The scenes of this discovery are the tender center of Beane’s play, and Moore and Shofner convincingly convey that first-time shared intimacy, both humorously and passionately. It’s funny and sad at once to watch the two guys trying to figure out what a life in each other’s arms and out of the closet might look like. And then there’s Alex’s buddy and sometimes girlfriend Ellen (an alluring, wanna-be-tough Shyama Nithiananda), a party girl in fancy net stockings and mini-skirt who’s screwing an old man to finance her compulsory shopping trips. Ellen totally knows there’s something new going on with Alex: he’s suddenly solicitous of her feelings and so intense in the sack. Nithiananda’s energy and comic delivery is at its best when weary Ellen, dumped by both guys, describes her 3 a.m. return to “my screeching mother’s house”—where she finds her old bedroom crammed with arts and crafts stuff. “My childhood is so f***ing over,” she moans.
Director Robin Armstrong keeps her four characters moving through short scenes and monologues via Donna Marquet’s spare, elegant set design, featuring a hotel bedroom in one section and a café table and chairs in another, each appearing with a scene shift on the Kalita Humphreys’ circular moving stage. The device creates a narrower playing space on the big stage for this essentially intimate play. The flattering costumes (credited to Suzi Cranford, Breianna Barrington, and Jordan Rodriquez) help define the curvy figures and style of the women. Aside from a tux and a T-shirt, the men’s costumes are mostly briefs and bathrobes. What else?
So what does happen when Mitch and Alex fall in love? The confusion that their honest affection for one another creates cranks the plot of the play, first through a what-if scene or two, and then to a hard look at the reality of each character’s situation, when push comes to love.

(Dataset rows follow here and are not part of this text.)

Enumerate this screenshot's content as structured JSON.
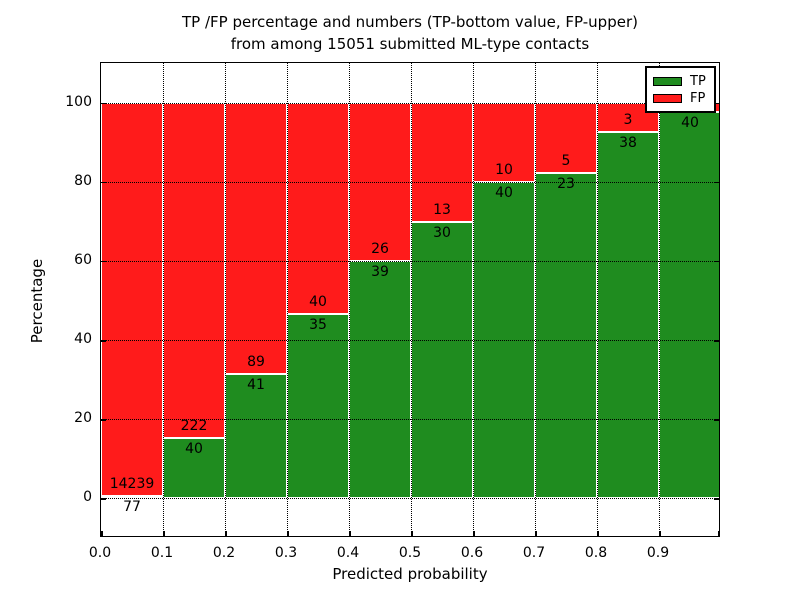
{
  "figure": {
    "title_line1": "TP /FP percentage and numbers (TP-bottom value, FP-upper)",
    "title_line2": "from among 15051 submitted ML-type contacts",
    "ylabel": "Percentage",
    "xlabel": "Predicted probability",
    "total_contacts": "15051"
  },
  "legend": {
    "position": "upper right",
    "items": [
      {
        "label": "TP",
        "color": "#1f8c1f"
      },
      {
        "label": "FP",
        "color": "#ff1b1b"
      }
    ]
  },
  "chart_data": {
    "type": "bar",
    "stacked": true,
    "title": "TP /FP percentage and numbers (TP-bottom value, FP-upper) from among 15051 submitted ML-type contacts",
    "xlabel": "Predicted probability",
    "ylabel": "Percentage",
    "xlim": [
      0.0,
      1.0
    ],
    "ylim": [
      -10,
      110
    ],
    "grid": "dotted",
    "legend_position": "upper right",
    "x_tick_labels": [
      "0.0",
      "0.1",
      "0.2",
      "0.3",
      "0.4",
      "0.5",
      "0.6",
      "0.7",
      "0.8",
      "0.9"
    ],
    "y_ticks": [
      0,
      20,
      40,
      60,
      80,
      100
    ],
    "y_tick_labels": [
      "0",
      "20",
      "40",
      "60",
      "80",
      "100"
    ],
    "colors": {
      "tp": "#1f8c1f",
      "fp": "#ff1b1b",
      "bar_edge": "#ffffff"
    },
    "series_note": "green TP percentage stacked below red FP percentage, each bin sums to 100%",
    "bins": [
      {
        "x_start": 0.0,
        "tp": 77,
        "fp": 14239,
        "tp_label": "77",
        "fp_label": "14239",
        "fp_label_visible": true
      },
      {
        "x_start": 0.1,
        "tp": 40,
        "fp": 222,
        "tp_label": "40",
        "fp_label": "222",
        "fp_label_visible": true
      },
      {
        "x_start": 0.2,
        "tp": 41,
        "fp": 89,
        "tp_label": "41",
        "fp_label": "89",
        "fp_label_visible": true
      },
      {
        "x_start": 0.3,
        "tp": 35,
        "fp": 40,
        "tp_label": "35",
        "fp_label": "40",
        "fp_label_visible": true
      },
      {
        "x_start": 0.4,
        "tp": 39,
        "fp": 26,
        "tp_label": "39",
        "fp_label": "26",
        "fp_label_visible": true
      },
      {
        "x_start": 0.5,
        "tp": 30,
        "fp": 13,
        "tp_label": "30",
        "fp_label": "13",
        "fp_label_visible": true
      },
      {
        "x_start": 0.6,
        "tp": 40,
        "fp": 10,
        "tp_label": "40",
        "fp_label": "10",
        "fp_label_visible": true
      },
      {
        "x_start": 0.7,
        "tp": 23,
        "fp": 5,
        "tp_label": "23",
        "fp_label": "5",
        "fp_label_visible": true
      },
      {
        "x_start": 0.8,
        "tp": 38,
        "fp": 3,
        "tp_label": "38",
        "fp_label": "3",
        "fp_label_visible": true
      },
      {
        "x_start": 0.9,
        "tp": 40,
        "fp": 1,
        "tp_label": "40",
        "fp_label": "",
        "fp_label_visible": false
      }
    ]
  }
}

The final scenes of the play hold lots of surprises. How do you define a happy ending? Of course our gal Diane is on the job, challenging the characters to admit what their true idea of happiness is. She even knows (exactly) what it costs! Go see what Beane’s Little Dog is laughing about. The show is a great learning experience—particularly if you think you have it all figured out.